Intervém também junto das entidades competentes para facilitar o acesso aos serviços sociais básicos, contribuindo assim na luta contra a pobreza.As escolas, segundo o responsável da AEC, estão a ajudar a reduzir o elevado número de crianças, jovens e adultos fora do sistema normal de ensino, especialmente no ensino primário, e no combate ao analfabetismo.
A agremiação engaja-se na mobilização de recursos para o melhoramento das suas infra-estruturas escolares, da prática pedagógica e promover o sucesso educativo.  Nkondo Ilengo informou que estão a elaborar novos projectos que visam a criação de outros centros de ensino em novos bairros periféricos, baseando-se nos projectos “Educação chave do Futuro”.
O responsável da AEC realçou a importância de dois projectos, nomeadamente  “Mulher na Escola” e “Uma Pessoa uma identidade”, sendo o primeiro virado para a inserção de adultos no ensino e o segundo que advoga a favor das pessoas, sobretudo crianças sem documentos de identidade, para que tenham acesso mais facilitado às salas de aula.
 
População aplaude
Pedro Nsimba Miguel, 15 anos, terminou a 4ª classe em 2014, na escola pública do bairro Bem-vindo, arredores do Uíge. Por não ter registo de nascimento, os seus pais não conseguiram matriculá-lo na classe seguinte, a 5ª. Perante a impossibilidade, em 2015 ingressou na Escola Comunitária Bulantulu, no bairro Paco e Benze. Agora diz estar satisfeito, porque frequenta a 6ª classe.
       Isabel Manuel, de 11 anos, também estuda na Escola Bulatulu. Começou na terceira classe, agora frequenta a 6ª. Lamenta o facto de não ter conseguido vaga numa escola pública e a distância que separa a sua casa ao estabelecimento de ensino.

   As aulas nas comunidades são ministradas por voluntários

A AEC  trabalha com 40 professores capacitados que atendem as comunidades de forma voluntária, sem esperar receber alguma recompensa no final do mês, excepto algum valor para o transporte, atendendo a distância que muitos percorrem para chegar ao subúrbio.
 Teresa Odete, que lecciona a primeira classe desde 2015, diz encarar o trabalho voluntário com satisfação. No presente ano lectivo, Teresa Odete e outros colegas, beneficiaram de um seminário de capacitação, que abordou matérias ligadas aos métodos de ensino e aprendizagem, orientado por um técnico da inspecção da Direcção Provincial do Uíge da Educação.

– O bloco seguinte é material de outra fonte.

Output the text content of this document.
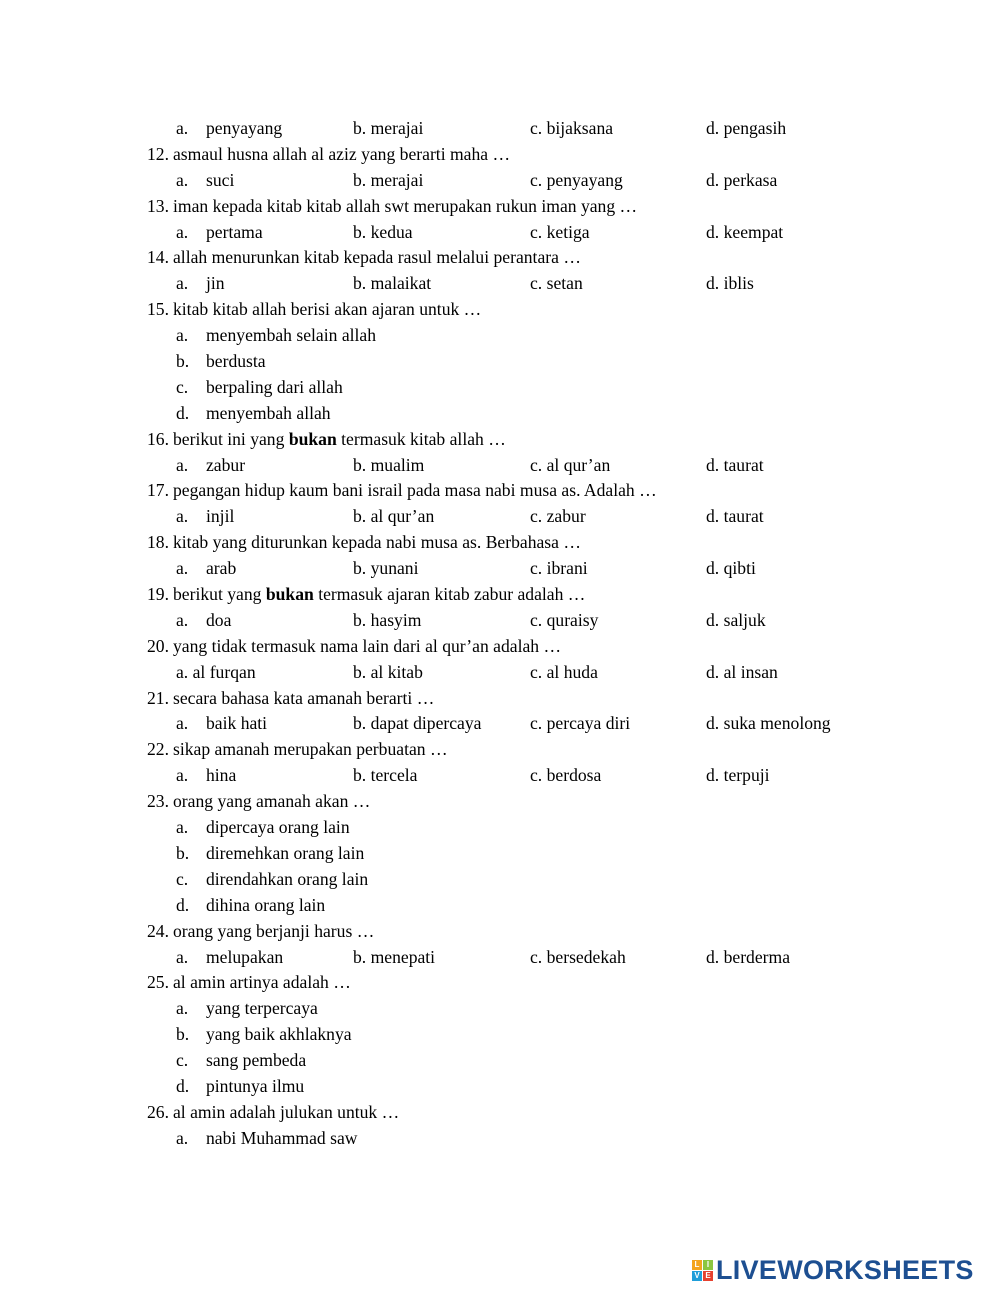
a. penyayang	b. merajai	c. bijaksana	d. pengasih
12. asmaul husna allah al aziz yang berarti maha …
a. suci	b. merajai	c. penyayang	d. perkasa
13. iman kepada kitab kitab allah swt merupakan rukun iman yang …
a. pertama	b. kedua	c. ketiga	d. keempat
14. allah menurunkan kitab kepada rasul melalui perantara …
a. jin	b. malaikat	c. setan	d. iblis
15. kitab kitab allah berisi akan ajaran untuk …
a. menyembah selain allah
b. berdusta
c. berpaling dari allah
d. menyembah allah
16. berikut ini yang bukan termasuk kitab allah …
a. zabur	b. mualim	c. al qur’an	d. taurat
17. pegangan hidup kaum bani israil pada masa nabi musa as. Adalah …
a. injil	b. al qur’an	c. zabur	d. taurat
18. kitab yang diturunkan kepada nabi musa as. Berbahasa …
a. arab	b. yunani	c. ibrani	d. qibti
19. berikut yang bukan termasuk ajaran kitab zabur adalah …
a. doa	b. hasyim	c. quraisy	d. saljuk
20. yang tidak termasuk nama lain dari al qur’an adalah …
a. al furqan	b. al kitab	c. al huda	d. al insan
21. secara bahasa kata amanah berarti …
a. baik hati	b. dapat dipercaya	c. percaya diri	d. suka menolong
22. sikap amanah merupakan perbuatan …
a. hina	b. tercela	c. berdosa	d. terpuji
23. orang yang amanah akan …
a. dipercaya orang lain
b. diremehkan orang lain
c. direndahkan orang lain
d. dihina orang lain
24. orang yang berjanji harus …
a. melupakan	b. menepati	c. bersedekah	d. berderma
25. al amin artinya adalah …
a. yang terpercaya
b. yang baik akhlaknya
c. sang pembeda
d. pintunya ilmu
26. al amin adalah julukan untuk …
a. nabi Muhammad saw
L I
V E LIVEWORKSHEETS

 “Trabalhar como voluntária exige espírito de caridade e amor à profissão. Desde sempre sonhei trabalhar como professora. Apareceu esta oportunidade e assumi o compromisso de trabalhar na base da solidariedade. Estou a dar o meu contributo à pátria, pois havia muitas crianças fora do sistema de ensino. A organização teve esta iniciativa e nós abraçamos para ajudar as nossas comunidades”, disse a professora.

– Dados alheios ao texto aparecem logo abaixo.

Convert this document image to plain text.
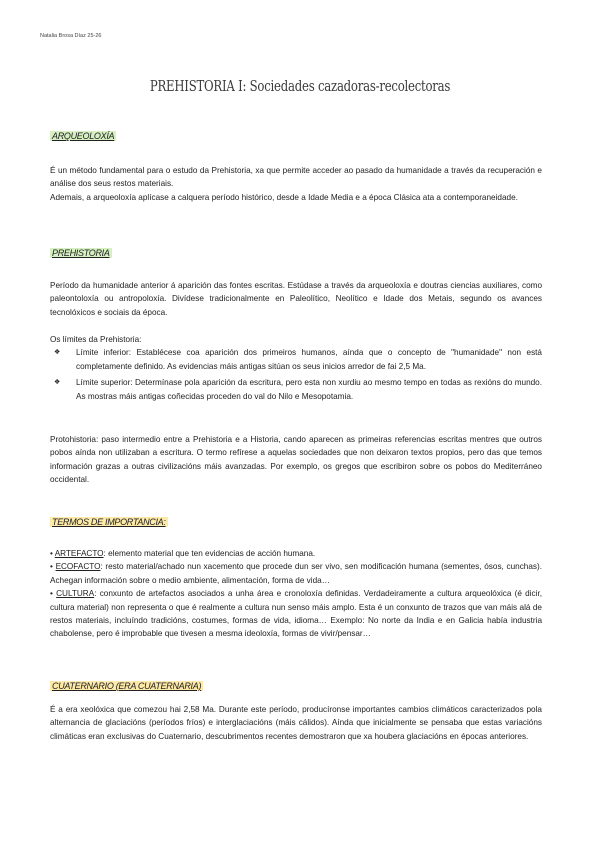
Natalia Brosa Díaz 25-26
PREHISTORIA I: Sociedades cazadoras-recolectoras
ARQUEOLOXÍA

É un método fundamental para o estudo da Prehistoria, xa que permite acceder ao pasado da humanidade a través da recuperación e análise dos seus restos materiais.

Ademais, a arqueoloxía aplícase a calquera período histórico, desde a Idade Media e a época Clásica ata a contemporaneidade.

PREHISTORIA
Período da humanidade anterior á aparición das fontes escritas. Estúdase a través da arqueoloxía e doutras ciencias auxiliares, como paleontoloxía ou antropoloxía. Divídese tradicionalmente en Paleolítico, Neolítico e Idade dos Metais, segundo os avances tecnolóxicos e sociais da época.

Os límites da Prehistoria:

❖	Límite inferior: Establécese coa aparición dos primeiros humanos, aínda que o concepto de "humanidade" non está completamente definido. As evidencias máis antigas sitúan os seus inicios arredor de fai 2,5 Ma.
❖	Límite superior: Determínase pola aparición da escritura, pero esta non xurdiu ao mesmo tempo en todas as rexións do mundo. As mostras máis antigas coñecidas proceden do val do Nilo e Mesopotamia.
Protohistoria: paso intermedio entre a Prehistoria e a Historia, cando aparecen as primeiras referencias escritas mentres que outros pobos aínda non utilizaban a escritura. O termo refírese a aquelas sociedades que non deixaron textos propios, pero das que temos información grazas a outras civilizacións máis avanzadas. Por exemplo, os gregos que escribiron sobre os pobos do Mediterráneo occidental.
TERMOS DE IMPORTANCIA:

• ARTEFACTO: elemento material que ten evidencias de acción humana.

• ECOFACTO: resto material/achado nun xacemento que procede dun ser vivo, sen modificación humana (sementes, ósos, cunchas). Achegan información sobre o medio ambiente, alimentación, forma de vida…

• CULTURA: conxunto de artefactos asociados a unha área e cronoloxía definidas. Verdadeiramente a cultura arqueolóxica (é dicir, cultura material) non representa o que é realmente a cultura nun senso máis amplo. Esta é un conxunto de trazos que van máis alá de restos materiais, incluíndo tradicións, costumes, formas de vida, idioma… Exemplo: No norte da India e en Galicia había industria chabolense, pero é improbable que tivesen a mesma ideoloxía, formas de vivir/pensar…

CUATERNARIO (ERA CUATERNARIA)
É a era xeolóxica que comezou hai 2,58 Ma. Durante este período, producíronse importantes cambios climáticos caracterizados pola alternancia de glaciacións (períodos fríos) e interglaciacións (máis cálidos). Aínda que inicialmente se pensaba que estas variacións climáticas eran exclusivas do Cuaternario, descubrimentos recentes demostraron que xa houbera glaciacións en épocas anteriores.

 Francisco Manuel Cutocama também dá aulas nas escolas comunitárias da organização desde 2015. Trabalha com crianças da 3ª classe. Reconhece ser um trabalho árduo, cuja recompensa é a aprendizagem das crianças, adolescentes e jovens.
“Abraçamos a causa, pensando mais nas crianças que precisam de aprender a ler e escrever”.  
De referir que os professores aguardam por luz verde das autoridades governamentais locais, no sentido de autorizarem o funcionamento pleno da instituição e apoios necessários.